Simic en La voz de Galicia
«Si todo lo trato al mismo tiempo como un chiste y como un asunto serio, es porque honro el eterno conflicto entre vida y arte, lo absoluto y lo relativo, el cerebro y el estómago, etcétera. Ninguna filosofía puede hacernos olvidar un dolor de muelas?, algo así». Esta anotación contenida en el libro El monstruo ama su laberinto podría condensar grosso modo la hermosa poética de Charles Simic (Belgrado, 1938), pero también esconder un mecanismo de defensa ante los golpes que la vida ha infligido a alguien que a pesar de todo quiere seguir amándola, viviéndola, apasionadamente.
Puede ser, así, resumen de la filosofía existencial de un ser humano que atravesó el siglo XX como quien enfrenta los oscuros conflictos que este le deparó. Nació en una Yugoslavia en permanente convulsión desde la Gran Guerra y se crió en ella bajo la ocupación alemana, los bombardeos aliados y el imperio de Lenin y Stalin.

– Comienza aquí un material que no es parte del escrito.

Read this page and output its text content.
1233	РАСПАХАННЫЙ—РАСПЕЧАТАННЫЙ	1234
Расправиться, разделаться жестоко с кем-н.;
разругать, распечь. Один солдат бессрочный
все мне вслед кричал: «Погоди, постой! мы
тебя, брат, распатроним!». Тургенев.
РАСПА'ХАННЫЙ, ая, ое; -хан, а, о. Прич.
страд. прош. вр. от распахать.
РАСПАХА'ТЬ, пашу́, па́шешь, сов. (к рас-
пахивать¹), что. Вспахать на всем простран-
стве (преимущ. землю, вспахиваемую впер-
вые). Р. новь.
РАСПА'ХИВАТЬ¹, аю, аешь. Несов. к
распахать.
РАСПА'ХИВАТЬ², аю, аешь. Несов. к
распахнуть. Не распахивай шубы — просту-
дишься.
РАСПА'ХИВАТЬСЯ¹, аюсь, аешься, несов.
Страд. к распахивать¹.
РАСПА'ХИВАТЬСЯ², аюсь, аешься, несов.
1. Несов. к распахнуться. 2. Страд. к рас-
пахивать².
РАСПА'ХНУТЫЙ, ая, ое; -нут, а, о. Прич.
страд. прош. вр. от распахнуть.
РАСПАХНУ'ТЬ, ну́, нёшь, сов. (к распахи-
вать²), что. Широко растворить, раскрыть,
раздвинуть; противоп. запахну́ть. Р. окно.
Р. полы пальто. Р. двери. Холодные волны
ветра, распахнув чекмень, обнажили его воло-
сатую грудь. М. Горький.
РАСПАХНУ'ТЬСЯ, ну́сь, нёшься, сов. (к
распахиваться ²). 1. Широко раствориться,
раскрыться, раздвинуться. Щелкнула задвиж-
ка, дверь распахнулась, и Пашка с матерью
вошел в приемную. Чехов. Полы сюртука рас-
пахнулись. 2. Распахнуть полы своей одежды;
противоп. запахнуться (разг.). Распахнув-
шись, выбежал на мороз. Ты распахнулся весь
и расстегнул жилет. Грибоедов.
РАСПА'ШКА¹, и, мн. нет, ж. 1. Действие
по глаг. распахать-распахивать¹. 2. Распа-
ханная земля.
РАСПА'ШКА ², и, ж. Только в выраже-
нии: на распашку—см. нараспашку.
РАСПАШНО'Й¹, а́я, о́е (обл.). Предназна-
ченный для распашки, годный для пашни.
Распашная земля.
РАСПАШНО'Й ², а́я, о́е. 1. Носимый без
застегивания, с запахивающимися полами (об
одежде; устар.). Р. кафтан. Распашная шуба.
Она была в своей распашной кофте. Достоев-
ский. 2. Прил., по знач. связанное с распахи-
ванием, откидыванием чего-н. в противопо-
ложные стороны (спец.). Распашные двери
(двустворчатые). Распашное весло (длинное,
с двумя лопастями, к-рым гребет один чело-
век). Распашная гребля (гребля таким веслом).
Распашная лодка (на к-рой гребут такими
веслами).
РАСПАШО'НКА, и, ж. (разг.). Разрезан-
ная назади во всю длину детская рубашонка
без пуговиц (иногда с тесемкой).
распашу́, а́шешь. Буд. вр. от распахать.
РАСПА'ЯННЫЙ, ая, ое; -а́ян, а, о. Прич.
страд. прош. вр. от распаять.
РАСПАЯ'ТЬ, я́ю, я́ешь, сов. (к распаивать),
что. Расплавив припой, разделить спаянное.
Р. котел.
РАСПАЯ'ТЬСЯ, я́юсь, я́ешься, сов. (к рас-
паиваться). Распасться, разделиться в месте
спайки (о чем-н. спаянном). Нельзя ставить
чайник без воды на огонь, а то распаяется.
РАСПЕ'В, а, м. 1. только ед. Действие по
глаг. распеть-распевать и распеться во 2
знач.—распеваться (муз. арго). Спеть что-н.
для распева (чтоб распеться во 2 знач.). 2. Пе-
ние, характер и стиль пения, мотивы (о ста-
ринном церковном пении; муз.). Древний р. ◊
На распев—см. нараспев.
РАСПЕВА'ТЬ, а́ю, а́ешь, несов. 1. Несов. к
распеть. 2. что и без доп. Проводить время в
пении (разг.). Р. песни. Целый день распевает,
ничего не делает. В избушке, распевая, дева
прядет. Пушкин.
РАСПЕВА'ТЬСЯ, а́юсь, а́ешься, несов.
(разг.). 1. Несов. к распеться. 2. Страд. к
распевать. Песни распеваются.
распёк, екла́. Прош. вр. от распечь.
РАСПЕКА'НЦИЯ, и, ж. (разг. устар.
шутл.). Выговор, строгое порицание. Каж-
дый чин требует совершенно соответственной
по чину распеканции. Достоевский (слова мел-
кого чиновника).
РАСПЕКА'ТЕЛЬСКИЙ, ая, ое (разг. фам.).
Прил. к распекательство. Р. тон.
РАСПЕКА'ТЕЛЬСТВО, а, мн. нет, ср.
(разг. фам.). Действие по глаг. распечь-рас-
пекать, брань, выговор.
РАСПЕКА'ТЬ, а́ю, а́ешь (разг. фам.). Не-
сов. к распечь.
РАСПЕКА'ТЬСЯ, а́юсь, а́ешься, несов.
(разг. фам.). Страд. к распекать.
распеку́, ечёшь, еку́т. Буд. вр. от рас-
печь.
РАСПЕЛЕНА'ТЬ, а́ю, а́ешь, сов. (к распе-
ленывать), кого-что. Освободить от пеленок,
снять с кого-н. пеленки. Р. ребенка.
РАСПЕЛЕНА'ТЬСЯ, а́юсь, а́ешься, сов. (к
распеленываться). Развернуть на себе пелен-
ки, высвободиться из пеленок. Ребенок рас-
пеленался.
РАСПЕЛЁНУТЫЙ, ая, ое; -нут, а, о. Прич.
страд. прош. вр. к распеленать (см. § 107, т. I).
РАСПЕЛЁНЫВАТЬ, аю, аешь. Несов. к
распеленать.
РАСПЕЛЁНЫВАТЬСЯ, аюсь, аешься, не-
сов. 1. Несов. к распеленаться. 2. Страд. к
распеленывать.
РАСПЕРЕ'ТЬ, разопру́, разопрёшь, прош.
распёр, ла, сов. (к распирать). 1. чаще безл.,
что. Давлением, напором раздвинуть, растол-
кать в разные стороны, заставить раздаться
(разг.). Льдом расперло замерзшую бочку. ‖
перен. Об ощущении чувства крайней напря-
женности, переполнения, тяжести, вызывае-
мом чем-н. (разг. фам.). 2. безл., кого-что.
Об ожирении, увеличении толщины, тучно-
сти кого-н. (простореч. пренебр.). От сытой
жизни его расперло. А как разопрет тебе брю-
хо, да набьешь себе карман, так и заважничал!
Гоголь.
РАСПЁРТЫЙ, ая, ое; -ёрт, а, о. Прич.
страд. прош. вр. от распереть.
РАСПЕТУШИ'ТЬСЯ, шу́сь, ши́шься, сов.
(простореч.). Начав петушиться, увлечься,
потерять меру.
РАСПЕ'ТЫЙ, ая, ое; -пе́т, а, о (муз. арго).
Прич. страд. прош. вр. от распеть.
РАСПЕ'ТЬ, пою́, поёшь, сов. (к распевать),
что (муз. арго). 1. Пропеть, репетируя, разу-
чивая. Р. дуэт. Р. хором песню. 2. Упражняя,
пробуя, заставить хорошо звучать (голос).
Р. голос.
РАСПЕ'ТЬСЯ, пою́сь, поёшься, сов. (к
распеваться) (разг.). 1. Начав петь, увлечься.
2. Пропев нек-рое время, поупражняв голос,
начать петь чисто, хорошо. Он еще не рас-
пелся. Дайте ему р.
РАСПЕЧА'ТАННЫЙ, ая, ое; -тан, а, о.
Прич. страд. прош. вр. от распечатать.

Después, empujado por la tozudez materna y el sueño americano de su padre, le tocó el destino del expatriado, desde el momento en que se instaló con su madre y su hermano en un hotelucho de París a la espera de reunir dinero para emprender viaje a EE.UU. En su corta estancia francesa, siendo un adolescente, tuvo constancia por primera vez de su recién adquirida condición, bajo la mirada hostil de los parisinos, hacia la fealdad de sus ropas y su pobreza, mientras una dependienta examinaba al trasluz su dinero: «A las dos semanas [de llegar] me di cuenta de que tenía una nueva identidad. En lo sucesivo sería un extranjero sospechoso». Esto lo cuenta Simic en su libro de memorias Una mosca en la sopa, cuyo relato se solapa con algunas de las piezas fragmentarias que componen los cuadernos, como sucede con la historia de su abuelo que, enfermo de diabetes, y amenazado con la amputación de la única pierna que le queda, aprovecha que su esposa sale de casa para ensayar su propia muerte, postrado en el velatorio. «Ahora comprendo que me hice mayor entre personas muy ingeniosas. Sabían cómo contar historias y cómo reírse y eso marcó la diferencia». Es claro que su humor le viene de familia, de la extraña mezcla que produjo la rama paterna de vividores y pueblo raso de cantina y la materna de pusilánimes y exquisitos venidos a menos. Porque su escritura es sobre todo, y a la vez, un canto a la vida y un desafío a la parca; no en vano le gusta repetir que solo espera que sus chistes «agraden a la muerte».
Ese contraste iluminador, que desnuda toda solemnidad, fundamenta una poesía que mantiene alejada de elitismos, pegada a la gente (tendencia que se acrecienta en su madurez), como su propia vida, exenta de pedantería y academicismo, de guetos intelectuales. «No olvidemos que también Romeo y Julieta solían tirarse pedos y rascarse el culo alguna vez», advierte, o «Pasé la noche acostado, pensando en la vastedad del universo mientras mi mujer roncaba en la almohada contigua». Sus cuadernos pueden así leerse como se lee su poesía y, sobre todo, sus memorias, como una forma de recuperar el tiempo, de reconciliarse con el pasado en blanco y negro, con aquel niño de la calle, de aceptar la vida con naturalidad y humor, incluso en sus aristas y decepciones. Su obra puede leerse como un continuo, como un todo indisociable, y gracias al cuidado sello Vaso Roto, y al criterio de Jordi Doce, cada vez mejor en castellano.